Now we can determine what constitutes a replication of the experiment. Each time the full set of treatment levels (2 levels in our example) is applied, we have a complete replication. Therefore in the experiment described there is only one replication; a situation often described as an un-replicated study.

The individual fish that were caught and counted for lesions are sampling units. Sampling units are the entities from which the observations are recorded. Traditionally, to obtain a correct ANOVA, mean values of the sampling units have to be computed for each experimental unit before the calculation of the treatment SS. Failure to recognize sampling units can result in a serious problem: pseudo-replication. Pseudo-replication results from treating each sampling unit as if it were an experimental unit and inflating the error degrees of freedom. By artificially increasing the error df, we reduce the MSE and produce a larger (incorrect) F-statistic.

After identifying the experimental unit and the number of replications that will be used, the next step is to assign the treatments (i.e. factor levels or factor level combinations) to the experimental units.

In a completely randomized design (CRD), treatments are assigned to experimental units at random. This is typically done by listing the treatments and assigning a random number to each.

In the greenhouse experiment discussed in lesson 1, there was a single factor (fertilizer) with 4 levels (i.e. 4 treatments), six replications, and a total of 24 experimental units (potted plants). Suppose the image below is the greenhouse bench (viewed from above) that was used for the experiment.

We need to be able to randomly assign each of the treatment levels to 6 potted plants.
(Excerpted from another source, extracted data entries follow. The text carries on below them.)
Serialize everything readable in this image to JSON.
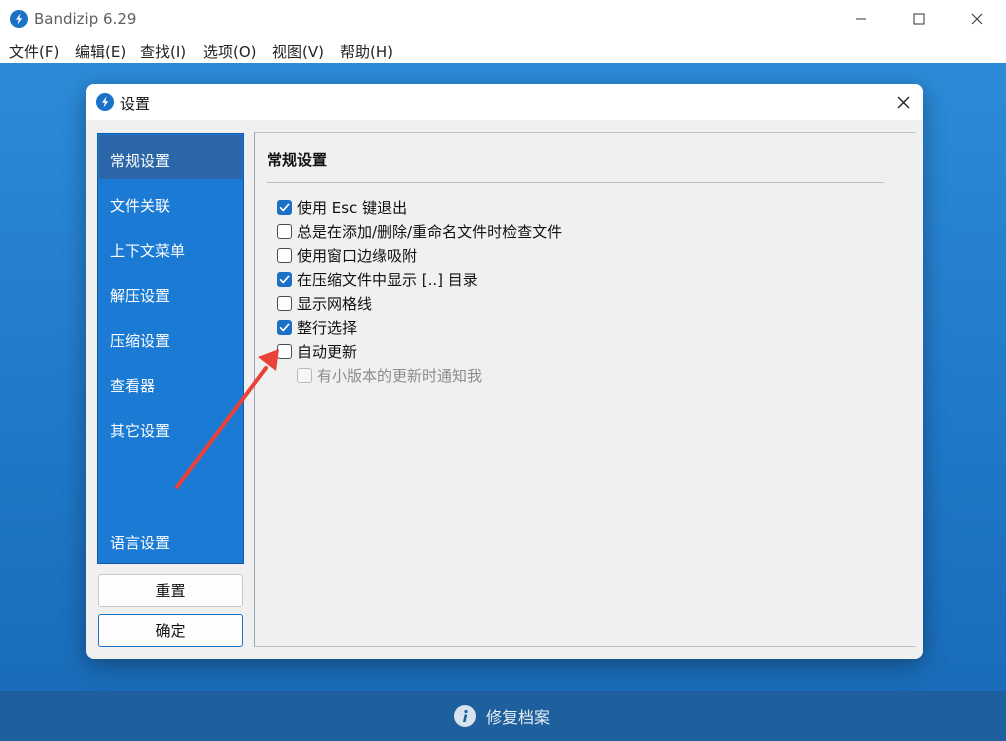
{
  "window": {
    "title": "Bandizip 6.29",
    "logo_icon": "bandizip-logo-icon",
    "controls": [
      "minimize-icon",
      "maximize-icon",
      "close-icon"
    ]
  },
  "menubar": {
    "items": [
      "文件(F)",
      "编辑(E)",
      "查找(I)",
      "选项(O)",
      "视图(V)",
      "帮助(H)"
    ]
  },
  "footer": {
    "repair_label": "修复档案",
    "icon": "info-icon"
  },
  "dialog": {
    "title": "设置",
    "nav": {
      "items": [
        "常规设置",
        "文件关联",
        "上下文菜单",
        "解压设置",
        "压缩设置",
        "查看器",
        "其它设置",
        "语言设置"
      ],
      "selected": "常规设置"
    },
    "buttons": {
      "reset": "重置",
      "ok": "确定"
    },
    "section": {
      "title": "常规设置",
      "options": [
        {
          "label": "使用 Esc 键退出",
          "checked": true
        },
        {
          "label": "总是在添加/删除/重命名文件时检查文件",
          "checked": false
        },
        {
          "label": "使用窗口边缘吸附",
          "checked": false
        },
        {
          "label": "在压缩文件中显示 [..] 目录",
          "checked": true
        },
        {
          "label": "显示网格线",
          "checked": false
        },
        {
          "label": "整行选择",
          "checked": true
        },
        {
          "label": "自动更新",
          "checked": false
        },
        {
          "label": "有小版本的更新时通知我",
          "checked": false,
          "disabled": true
        }
      ]
    }
  },
  "colors": {
    "accent": "#1b6fc4",
    "nav_background": "#1b7bd4",
    "nav_selected": "#2b67a8",
    "backdrop": "#2280cf",
    "footer": "#1e5f9e",
    "annotation_arrow": "#e8423b"
  }
}
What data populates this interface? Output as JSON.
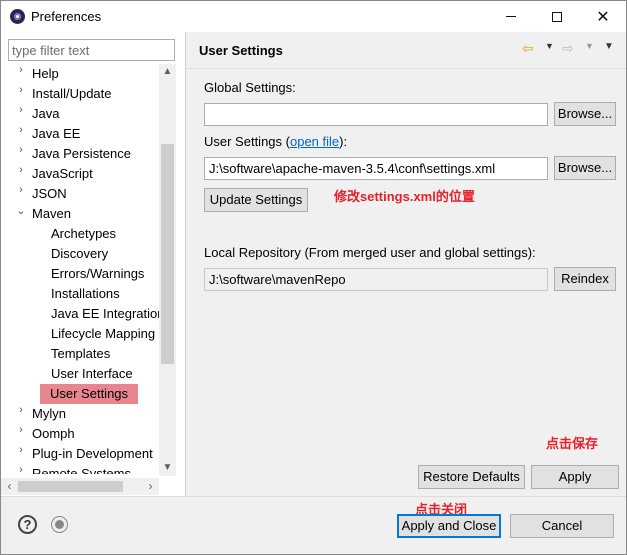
{
  "window": {
    "title": "Preferences",
    "colors": {
      "selection": "#e9858e",
      "annotation": "#e8202a",
      "link": "#0066cc",
      "primary_border": "#0078d7"
    }
  },
  "filter": {
    "placeholder": "type filter text",
    "value": ""
  },
  "tree": {
    "items": [
      {
        "label": "Help",
        "chevron": "›"
      },
      {
        "label": "Install/Update",
        "chevron": "›"
      },
      {
        "label": "Java",
        "chevron": "›"
      },
      {
        "label": "Java EE",
        "chevron": "›"
      },
      {
        "label": "Java Persistence",
        "chevron": "›"
      },
      {
        "label": "JavaScript",
        "chevron": "›"
      },
      {
        "label": "JSON",
        "chevron": "›"
      },
      {
        "label": "Maven",
        "chevron": "⌄"
      },
      {
        "label": "Archetypes"
      },
      {
        "label": "Discovery"
      },
      {
        "label": "Errors/Warnings"
      },
      {
        "label": "Installations"
      },
      {
        "label": "Java EE Integration"
      },
      {
        "label": "Lifecycle Mapping"
      },
      {
        "label": "Templates"
      },
      {
        "label": "User Interface"
      },
      {
        "label": "User Settings",
        "selected": true
      },
      {
        "label": "Mylyn",
        "chevron": "›"
      },
      {
        "label": "Oomph",
        "chevron": "›"
      },
      {
        "label": "Plug-in Development",
        "chevron": "›"
      },
      {
        "label": "Remote Systems",
        "chevron": "›"
      }
    ]
  },
  "page": {
    "title": "User Settings",
    "global_settings_label": "Global Settings:",
    "global_settings_value": "",
    "browse_label": "Browse...",
    "user_settings_label": "User Settings (",
    "open_file_link": "open file",
    "user_settings_label_end": "):",
    "user_settings_value": "J:\\software\\apache-maven-3.5.4\\conf\\settings.xml",
    "update_settings_label": "Update Settings",
    "local_repo_label": "Local Repository (From merged user and global settings):",
    "local_repo_value": "J:\\software\\mavenRepo",
    "reindex_label": "Reindex",
    "restore_defaults_label": "Restore Defaults",
    "apply_label": "Apply"
  },
  "annotations": {
    "modify_location": "修改settings.xml的位置",
    "click_save": "点击保存",
    "click_close": "点击关闭"
  },
  "footer": {
    "apply_close_label": "Apply and Close",
    "cancel_label": "Cancel"
  }
}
To do this, we first assign numbers to the physical position of the pots on the bench.

Next, we randomly assign the 24 total treatments (4 treatment levels, replicated 6 times) to the potted plants. Examples of how this can be done using statistical software are found below.  

A CRD for the greenhouse experiment is reasonable, provided the positions on the bench are equivalent. In reality, this is rarely the case. For example, some micro-environmental variation can be expected due to the glass wall on one end, and the open walkway at the other end of the bench.
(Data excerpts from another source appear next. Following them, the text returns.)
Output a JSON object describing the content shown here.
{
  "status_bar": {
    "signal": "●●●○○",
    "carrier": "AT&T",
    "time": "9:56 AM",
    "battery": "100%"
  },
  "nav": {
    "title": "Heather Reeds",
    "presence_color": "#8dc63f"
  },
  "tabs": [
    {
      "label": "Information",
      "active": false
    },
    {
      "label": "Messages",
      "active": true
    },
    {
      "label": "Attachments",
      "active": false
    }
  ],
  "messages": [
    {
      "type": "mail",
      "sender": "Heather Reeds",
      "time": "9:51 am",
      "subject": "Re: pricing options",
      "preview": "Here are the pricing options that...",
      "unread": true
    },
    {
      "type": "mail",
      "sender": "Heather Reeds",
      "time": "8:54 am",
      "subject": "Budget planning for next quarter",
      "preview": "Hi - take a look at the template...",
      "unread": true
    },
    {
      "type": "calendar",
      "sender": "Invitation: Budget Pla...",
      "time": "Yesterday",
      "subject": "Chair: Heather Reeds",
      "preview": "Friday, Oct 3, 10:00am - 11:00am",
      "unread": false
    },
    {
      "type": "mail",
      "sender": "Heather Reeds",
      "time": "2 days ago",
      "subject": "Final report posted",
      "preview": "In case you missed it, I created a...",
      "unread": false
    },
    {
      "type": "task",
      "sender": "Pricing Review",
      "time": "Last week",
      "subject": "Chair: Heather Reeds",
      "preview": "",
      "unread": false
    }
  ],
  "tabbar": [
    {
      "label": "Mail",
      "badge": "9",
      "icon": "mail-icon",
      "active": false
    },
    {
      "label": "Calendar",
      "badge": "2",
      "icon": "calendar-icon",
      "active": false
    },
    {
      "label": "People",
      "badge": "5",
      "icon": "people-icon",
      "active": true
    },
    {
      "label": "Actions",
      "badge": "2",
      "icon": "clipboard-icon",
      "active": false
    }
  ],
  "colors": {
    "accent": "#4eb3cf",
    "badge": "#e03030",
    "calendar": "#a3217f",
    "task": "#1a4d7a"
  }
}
A powerful alternative to the CRD is to restrict the randomization process to form blocks. In a block design, general blocks are formed such that the experimental units are expected to be homogeneous within a block and heterogeneous between blocks. The number of experimental units within a block is called its block size.

In a randomized complete block design (RCBD), each block size is the same and is equal to the number of treatments (i.e. factor levels or factor level combinations). Furthermore, each treatment will be randomly assigned to exactly one experimental unit within every block. So if we think of the greenhouse example, in a RCBD we will have 6 blocks, each with block size of 4 (the number of fertilizer levels).

To establish an RCBD for this data, the assignments of fertilizer levels to the experimental units (the potted plants) have to be done within each block separately. Examples of how to do this using statistical software will be detailed in the section below. 

It is important to mention that blocks are usually (but not always) treated as random effects as they typically represent the population of all possible blocks. In other words, the mean comparison among specific blocks is not of interest. However, the variation between blocks must be incorporated into the model. In a RCBD, the variation between blocks is partitioned out of the MSE of the CRD, resulting in a smaller MSE for testing hypotheses about the treatments. 

The statistical model corresponding to the RCBD is similar to the two-factor studies with one observation per cell (i.e. we assume the two factors do not interact). 

Here is Dr. Shumway stepping through this experimental design in the greenhouse.

We will consider the greenhouse experiment with one factor of interest (Fertilizer). We also have the identifications for the blocks. In this example, we consider Fertilizer as a fixed effect (as we are only interested in comparing the 4 fertilizers we chose for the study) and Block as a random effect.

Therefore the statistical model would be

\(Y_{ij} = \mu + \rho_i + \tau_j + \epsilon_{ij}\)

with \(i=1,2,\dots,6\) and \(j=1,2,3,4\). \(\rho_i\)s and \(\epsilon_{ij}\) are independent random variables such that \(\rho_i \sim \mathcal{N}\left(0, \sigma^2_{\rho}\right)\) and  \(\epsilon_{ij}\sim \mathcal{N}\left(0, \sigma^2\right)\).